The travellers come from England and walk calmly through the corridor from the plane to the arrival hall and arrive in the same order they got off the plane. In this way, their order within each queue matches the order they got off the plane. How many ways are there to assign the travellers to queues?
What if, when each passenger arrives at the arrival hall, they always choose a queue with the fewest number of people already in it?
What if the travellers came from Amsterdam and raced each down the corridor before the arrival hall so they don't necessarily join the queues in the order they got off the plane? Since they're racing, they don't have time to choose the shortest queue, so they pick one arbitrarily.
What if we're dealing with the English passengers again, like in question 1, but this time we require that no queue is empty?

Question 5

Each of the following questions can be answered using the rules (Bijection, Complement, Sum, or Inclusion-Exclusion) introduced in Lecture 3.

Note: Parts 3 and 4 need binomial coefficients, from Lecture 4

The Ottawa Humane Society has $n$ dogs $d_1,\ldots,d_n$ and $m$ cages $c_1,\ldots,c_m$.

If they have $m\ge n$ cages, how many ways are there to put the dogs into cages so that each do gets their own cage?
Suppose $n$ is even and they have exactly $m=n/2$ cages. Half the dogs are white and half the dogs are black. How many ways are there to place the dogs into cages so that each cage contains one white dog and one black dog?
Suppose $n$ is even and they have $m=n/2$ cages. All the dogs are black. How many ways are there to place the dogs into cages so that there are exactly two dogs in each cage? (Careful, this is much trickier than the previous question!)
Suppose that $n\ge 7$ and they only have $m=4$ (really large) cages. How many ways are there to place the dogs into cages so that at least two cages are non-empty?

Question 6

In this question we're going to prove a binomial identity using a combinatorial proof (also known as counting two different ways) discussed in Lecture 4.

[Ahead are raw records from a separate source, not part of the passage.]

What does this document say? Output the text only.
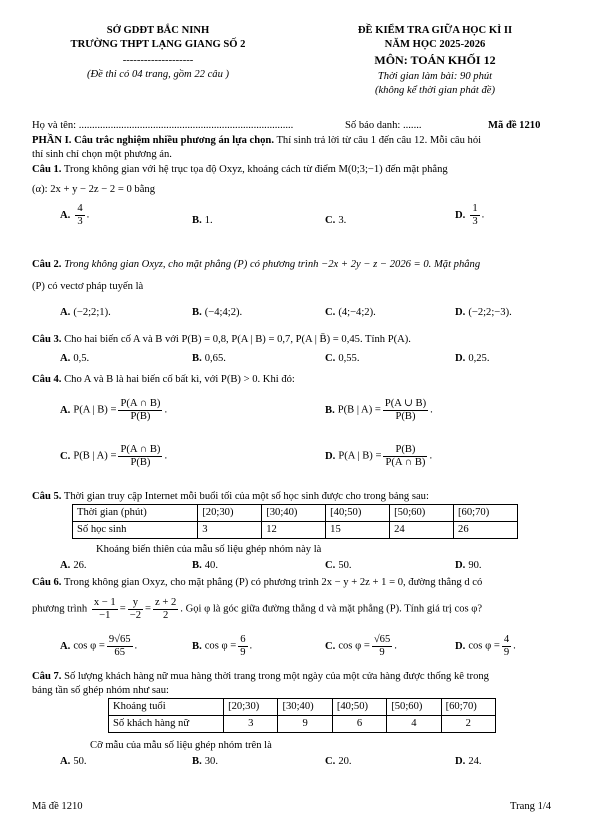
SỞ GDĐT BẮC NINH
TRƯỜNG THPT LẠNG GIANG SỐ 2
--------------------
(Đề thi có 04 trang, gồm 22 câu )
ĐỀ KIỂM TRA GIỮA HỌC KÌ II
NĂM HỌC 2025-2026
MÔN: TOÁN KHỐI 12
Thời gian làm bài: 90 phút
(không kể thời gian phát đề)
Họ và tên: .................................................................................	Số báo danh: .......	Mã đề 1210
PHẦN I. Câu trắc nghiệm nhiều phương án lựa chọn. Thí sinh trả lời từ câu 1 đến câu 12. Mỗi câu hỏi
thí sinh chỉ chọn một phương án.
Câu 1. Trong không gian với hệ trục tọa độ Oxyz, khoảng cách từ điểm M(0;3;−1) đến mặt phẳng
(α): 2x + y − 2z − 2 = 0 bằng
A. $\frac{4}{3}$ .	B. 1.	C. 3.	D. $\frac{1}{3}$ .
Câu 2. Trong không gian Oxyz, cho mặt phẳng (P) có phương trình −2x + 2y − z − 2026 = 0. Mặt phẳng
(P) có vectơ pháp tuyến là
A. (−2;2;1).	B. (−4;4;2).	C. (4;−4;2).	D. (−2;2;−3).
Câu 3. Cho hai biến cố A và B với P(B) = 0,8, P(A | B) = 0,7, P(A | B̄) = 0,45. Tính P(A).
A. 0,5.	B. 0,65.	C. 0,55.	D. 0,25.
Câu 4. Cho A và B là hai biến cố bất kì, với P(B) > 0. Khi đó:
A. P(A | $B) = \frac{P(A \cap B)}{P(B)}$ .	B. P(B | $A) = \frac{P(A \cup B)}{P(B)}$ .
C. P(B | $A) = \frac{P(A \cap B)}{P(B)}$ .	D. P(A | $B) = \frac{P(B)}{P(A \cap B)}$ .
Câu 5. Thời gian truy cập Internet mỗi buổi tối của một số học sinh được cho trong bảng sau:
Thời gian (phút)	[20;30)	[30;40)	[40;50)	[50;60)	[60;70)
Số học sinh	3	12	15	24	26
Khoảng biến thiên của mẫu số liệu ghép nhóm này là
A. 26.	B. 40.	C. 50.	D. 90.
Câu 6. Trong không gian Oxyz, cho mặt phẳng (P) có phương trình 2x − y + 2z + 1 = 0, đường thẳng d có
phương trình $\frac{x - 1}{-1} = \frac{y}{-2} = \frac{z + 2}{2}$ . Gọi φ là góc giữa đường thẳng d và mặt phẳng (P). Tính giá trị cos φ?
A. $\cos \varphi = \frac{9√65}{65}$ .	B. $\cos \varphi = \frac{6}{9}$ .	C. $\cos \varphi = \frac{√65}{9}$ .	D. $\cos \varphi = \frac{4}{9}$ .
Câu 7. Số lượng khách hàng nữ mua hàng thời trang trong một ngày của một cửa hàng được thống kê trong
bảng tần số ghép nhóm như sau:
Khoảng tuổi	[20;30)	[30;40)	[40;50)	[50;60)	[60;70)
Số khách hàng nữ	3	9	6	4	2
Cỡ mẫu của mẫu số liệu ghép nhóm trên là
A. 50.	B. 30.	C. 20.	D. 24.
Mã đề 1210	Trang 1/4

Let $n\ge m\ge k$ be integers. We have an $n$-element set $S$. We want to colour $k$ elements of $S$ red and $m-k$ elements of $S$ blue.

Use the Product Rule to show that the number of ways we can do this is $\binom{n}{m}\binom{m}{k}$.
Use the Product Rule to show that the number of ways we can do this is also $\binom{n}{k}\binom{n-k}{m-k}$.

Question 7

Before attempting this question, you should be familiar with the content of Lecture 5.

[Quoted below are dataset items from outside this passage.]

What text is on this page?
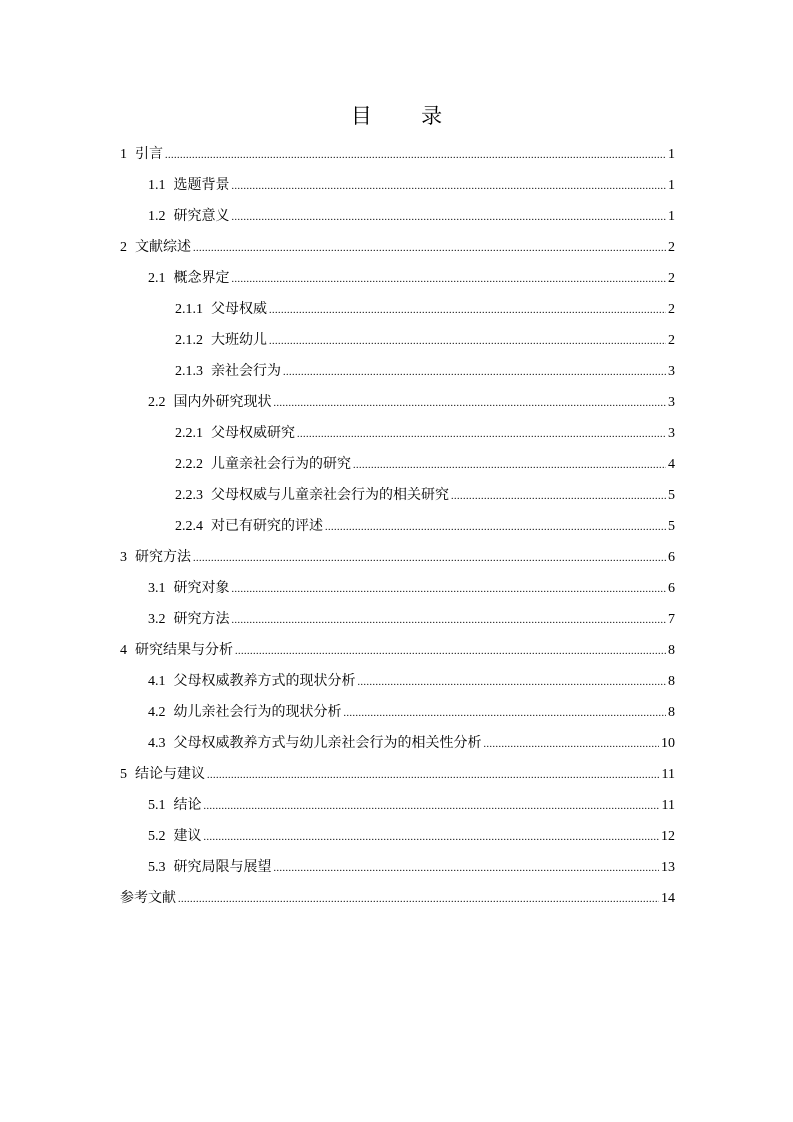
目 录
1 引言 .....	1
1.1 选题背景 .....	1
1.2 研究意义 .....	1
2 文献综述 .....	2
2.1 概念界定 .....	2
2.1.1 父母权威 .....	2
2.1.2 大班幼儿 .....	2
2.1.3 亲社会行为 .....	3
2.2 国内外研究现状 .....	3
2.2.1 父母权威研究 .....	3
2.2.2 儿童亲社会行为的研究 .....	4
2.2.3 父母权威与儿童亲社会行为的相关研究 .....	5
2.2.4 对已有研究的评述 .....	5
3 研究方法 .....	6
3.1 研究对象 .....	6
3.2 研究方法 .....	7
4 研究结果与分析 .....	8
4.1 父母权威教养方式的现状分析 .....	8
4.2 幼儿亲社会行为的现状分析 .....	8
4.3 父母权威教养方式与幼儿亲社会行为的相关性分析 .....	10
5 结论与建议 .....	11
5.1 结论 .....	11
5.2 建议 .....	12
5.3 研究局限与展望 .....	13
参考文献 .....	14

Let $i,j,k,\ell$ be positive integers, and let $n=i+j+k+\ell$.

Give a combinatorial proof that $\binom{n}{i}\binom{n-i}{j}\binom{n-i-j}{k} = \binom{n}{\ell}\binom{n-\ell}{k}\binom{n-\ell-k}{j}$

Question 8

Professor M is teaching a class with 100 distinct students $s_1,\ldots,s_{100}$. He wants to assign each student $s_i$ a set of $g_i$ homework exercises so that each student gets at least $50$ exercises and that the students get an average of $75$ exercises each. (Some may get more than 75 and some may get less, but never less than $50$). How many ways are there to do this?